Japanese journalist and publisher (1878–1938)

Seiji Noma (野間 清治) was a Japanese writer and publisher who was the founder of Kodansha, a leading publishing company, which his family still wholly own today. He was the founder and publisher of many well-known newspapers and magazines.

==Early life and education==
Noma was born in 1878. His father hailed from a samurai family and was himself a samurai.

Noma was educated as a teacher.

==Career==
Following his graduation Noma worked as a teacher in the Luchu Islands. Later he served as a schoolmaster. Then he began to work as an administrative official at the Imperial University's law department in Tokyo.

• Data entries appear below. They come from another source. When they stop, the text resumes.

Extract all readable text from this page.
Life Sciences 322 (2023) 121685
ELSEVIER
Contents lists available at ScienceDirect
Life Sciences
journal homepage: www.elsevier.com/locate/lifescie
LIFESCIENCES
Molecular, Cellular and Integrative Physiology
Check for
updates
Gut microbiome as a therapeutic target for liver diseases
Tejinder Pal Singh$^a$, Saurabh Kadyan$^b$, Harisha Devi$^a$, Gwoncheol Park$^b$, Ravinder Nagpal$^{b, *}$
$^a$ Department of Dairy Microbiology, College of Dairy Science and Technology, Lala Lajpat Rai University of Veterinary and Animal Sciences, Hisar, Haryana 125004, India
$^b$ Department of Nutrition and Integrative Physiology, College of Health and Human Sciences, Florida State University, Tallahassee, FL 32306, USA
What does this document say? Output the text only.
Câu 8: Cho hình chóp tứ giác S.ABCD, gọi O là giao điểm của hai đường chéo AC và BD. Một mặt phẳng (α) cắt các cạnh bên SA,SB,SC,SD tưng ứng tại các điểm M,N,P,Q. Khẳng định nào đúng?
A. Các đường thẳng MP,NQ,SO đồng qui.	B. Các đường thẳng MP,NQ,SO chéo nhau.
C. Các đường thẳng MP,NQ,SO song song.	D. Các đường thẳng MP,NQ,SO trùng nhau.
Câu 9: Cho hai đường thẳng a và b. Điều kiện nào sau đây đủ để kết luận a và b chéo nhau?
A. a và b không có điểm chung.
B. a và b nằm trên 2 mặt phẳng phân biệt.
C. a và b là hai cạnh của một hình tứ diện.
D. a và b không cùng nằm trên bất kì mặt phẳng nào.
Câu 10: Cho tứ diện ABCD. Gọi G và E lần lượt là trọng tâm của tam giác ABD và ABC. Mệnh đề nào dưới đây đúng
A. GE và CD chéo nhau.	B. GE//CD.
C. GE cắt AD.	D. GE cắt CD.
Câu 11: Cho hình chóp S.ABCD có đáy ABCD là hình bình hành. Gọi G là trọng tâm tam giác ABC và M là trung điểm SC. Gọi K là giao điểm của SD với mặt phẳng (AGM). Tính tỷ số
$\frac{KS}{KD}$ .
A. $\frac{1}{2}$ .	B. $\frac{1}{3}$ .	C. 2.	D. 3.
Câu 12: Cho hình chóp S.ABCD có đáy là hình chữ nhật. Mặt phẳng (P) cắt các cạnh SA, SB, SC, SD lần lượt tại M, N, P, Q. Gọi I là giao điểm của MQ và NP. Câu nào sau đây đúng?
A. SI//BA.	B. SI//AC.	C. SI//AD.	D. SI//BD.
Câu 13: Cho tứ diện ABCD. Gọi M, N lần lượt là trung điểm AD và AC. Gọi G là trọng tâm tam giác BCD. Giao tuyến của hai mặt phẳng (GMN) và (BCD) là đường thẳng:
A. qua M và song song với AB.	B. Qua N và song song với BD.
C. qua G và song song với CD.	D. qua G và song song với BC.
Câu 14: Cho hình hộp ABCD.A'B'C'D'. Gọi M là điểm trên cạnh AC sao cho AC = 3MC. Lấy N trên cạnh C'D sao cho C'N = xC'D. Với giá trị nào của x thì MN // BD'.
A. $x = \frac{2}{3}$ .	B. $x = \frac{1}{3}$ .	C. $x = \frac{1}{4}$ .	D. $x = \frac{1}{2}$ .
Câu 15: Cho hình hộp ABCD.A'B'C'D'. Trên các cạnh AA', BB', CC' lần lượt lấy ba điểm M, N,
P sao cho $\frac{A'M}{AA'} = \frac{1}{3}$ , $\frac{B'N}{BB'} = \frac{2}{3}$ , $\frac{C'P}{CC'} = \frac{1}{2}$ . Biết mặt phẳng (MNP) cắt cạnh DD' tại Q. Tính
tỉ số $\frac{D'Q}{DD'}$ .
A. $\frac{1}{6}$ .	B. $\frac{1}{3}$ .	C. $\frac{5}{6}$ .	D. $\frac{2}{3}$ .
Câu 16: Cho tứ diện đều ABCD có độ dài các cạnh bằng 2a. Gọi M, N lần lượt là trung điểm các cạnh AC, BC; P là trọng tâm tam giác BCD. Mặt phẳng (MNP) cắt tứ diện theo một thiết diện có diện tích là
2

Noma established a publishing company, Dainippon Yūbenkai (Japanese: the Great Japanese Oratorical Society), in 1910. The company would be later renamed as Dainippon Yūbenkai-Kodansha, which later be shortened as simply Kodansha. The first publication of the company was Yūben, a monthly magazine on public speech.

The nine magazines Noma started enjoyed high levels of circulations and were very influential on the popular culture of Japan. His goal in starting these titles was to modernize, entertain and educate Japanese society. On the other hand, they comprised the 75% of the total circulation of all Japanese publications. These publications included Kōdan Club (from which Kodansha is named for), Shōnen Club, Omoshiro Club, Gendai (Japanese: Present Generation), Fujin Club, Shōjo Club and Kingu. The latter was his flagship magazine which was identified with the company. In 1930 he established Hochi Shimbun (Japanese: Intelligence Newspaper) which also became an influential publication.

==Personal life and death==
Noma's wife was a teacher. He died of heart attack in Tokyo on 18 October 1938.